Petit bonheur numéro neuf : faire des couettes

"Pourquoi les garçons ils n'en font pas avec leurs poils aux pattes?"

« Pourquoi les garçons ils n’en font pas avec leur poil aux pattes? »

Ce petit bonheur là est encore meilleur quand on a huit ou neuf ans. Ou bien quand on a envie d’avoir de nouveau huit ou neuf ans.

Il faut de préférence être une fille et avoir quelques accessoires dans la salle de bain familiale.

A la sortie du bain du mercredi, les frictions/serviette éponge ayant bien réchauffé le petit corps désormais emballé dans un peignoir Tintin, deux grands yeux réclament déjà l’opération. Les cheveux sont mouillés, le démêlage s’annonce délicat. Et la petite voix murmure : « tu me ferras des couettes après? »

Le peigne s’accroche dans les longues mèches. Les cris fusent. « Tu me fais mal!!! » Et la réponse qui vient naturellement en tête « il faut souffrir pour être belle » (réponse par ailleurs fort contestable). Peu à peu, les petits noeuds glissent et les dents d’ivoire se fraient un chemin. Il faut alors consciencieusement séparer en deux l’épaisse masse de cheveux blonds, de plus en plus chatains chaque année.

« Non, pas la raie droite »

La moue boudeuse et assurée, la tête blonde-presque-chatain sait ce qu’elle veut. Il faut alors un peu plus de concentration et la grosse dent du peigne pour créer un beau zigzag. Puis d’une main, attraper les mèches de gauche, les relever et … … et chercher l’élastique qui conviendra. Pas trop glissant, pas trop fin.

« Celui avec des clowns? »

« Non, c’est pour les bébés.
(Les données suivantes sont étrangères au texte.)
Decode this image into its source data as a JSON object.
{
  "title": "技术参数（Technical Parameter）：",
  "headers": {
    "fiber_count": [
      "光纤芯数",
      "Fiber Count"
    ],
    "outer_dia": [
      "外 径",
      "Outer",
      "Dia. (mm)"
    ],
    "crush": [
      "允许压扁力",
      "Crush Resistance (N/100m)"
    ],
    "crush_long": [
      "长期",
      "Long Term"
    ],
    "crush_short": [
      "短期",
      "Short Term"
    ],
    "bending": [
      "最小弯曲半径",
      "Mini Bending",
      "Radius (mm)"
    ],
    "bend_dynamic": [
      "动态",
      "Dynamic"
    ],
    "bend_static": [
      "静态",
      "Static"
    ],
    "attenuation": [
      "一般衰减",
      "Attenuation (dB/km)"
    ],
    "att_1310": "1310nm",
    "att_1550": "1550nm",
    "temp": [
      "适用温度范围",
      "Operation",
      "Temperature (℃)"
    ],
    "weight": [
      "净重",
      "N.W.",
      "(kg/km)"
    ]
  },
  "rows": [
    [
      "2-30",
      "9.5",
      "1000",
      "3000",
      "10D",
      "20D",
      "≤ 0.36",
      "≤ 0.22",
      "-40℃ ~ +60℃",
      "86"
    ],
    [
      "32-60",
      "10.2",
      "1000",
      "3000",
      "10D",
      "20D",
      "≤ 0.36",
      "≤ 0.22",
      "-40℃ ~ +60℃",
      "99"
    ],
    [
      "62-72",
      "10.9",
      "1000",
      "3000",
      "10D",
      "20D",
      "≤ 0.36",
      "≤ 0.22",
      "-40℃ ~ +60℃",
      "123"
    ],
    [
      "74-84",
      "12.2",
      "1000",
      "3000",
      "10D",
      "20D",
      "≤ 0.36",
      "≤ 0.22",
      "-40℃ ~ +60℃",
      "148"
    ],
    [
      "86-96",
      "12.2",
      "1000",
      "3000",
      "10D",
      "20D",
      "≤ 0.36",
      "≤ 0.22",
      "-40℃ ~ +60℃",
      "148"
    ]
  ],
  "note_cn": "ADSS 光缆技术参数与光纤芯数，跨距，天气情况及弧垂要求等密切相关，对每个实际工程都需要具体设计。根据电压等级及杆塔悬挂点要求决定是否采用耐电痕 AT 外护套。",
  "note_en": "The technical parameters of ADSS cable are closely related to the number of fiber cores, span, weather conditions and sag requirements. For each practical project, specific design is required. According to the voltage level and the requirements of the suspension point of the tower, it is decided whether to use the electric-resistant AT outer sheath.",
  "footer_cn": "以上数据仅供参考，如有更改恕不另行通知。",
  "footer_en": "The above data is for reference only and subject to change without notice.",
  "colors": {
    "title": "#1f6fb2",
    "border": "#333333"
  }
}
Celui avec un crayon »

La seule main disponible fouille la boite à chouchous tandis que l’autre main serre encore davantage les cheveux qui tentent d’échapper à l’emprise. Puis en deux temps trois mouvements, la première couette est faite. Reste à répéter les opérations pour la seconde.

« A mon tour maintenant de t’en faire »

Et la tête blonde-presque-chatain s’en prend avec un peu moins de tact et de délicatesse aux longs cheveux châtains-presque-gris.

« Aïe! »

« Ta ta ta… Il faut souffrir pour être belle » (décidément, c’est plus que contestable).

Une couette. Et puis deux. Et quatre couette qui se contemplent amusées dans la glace. Un bonheur régressif qui se partage.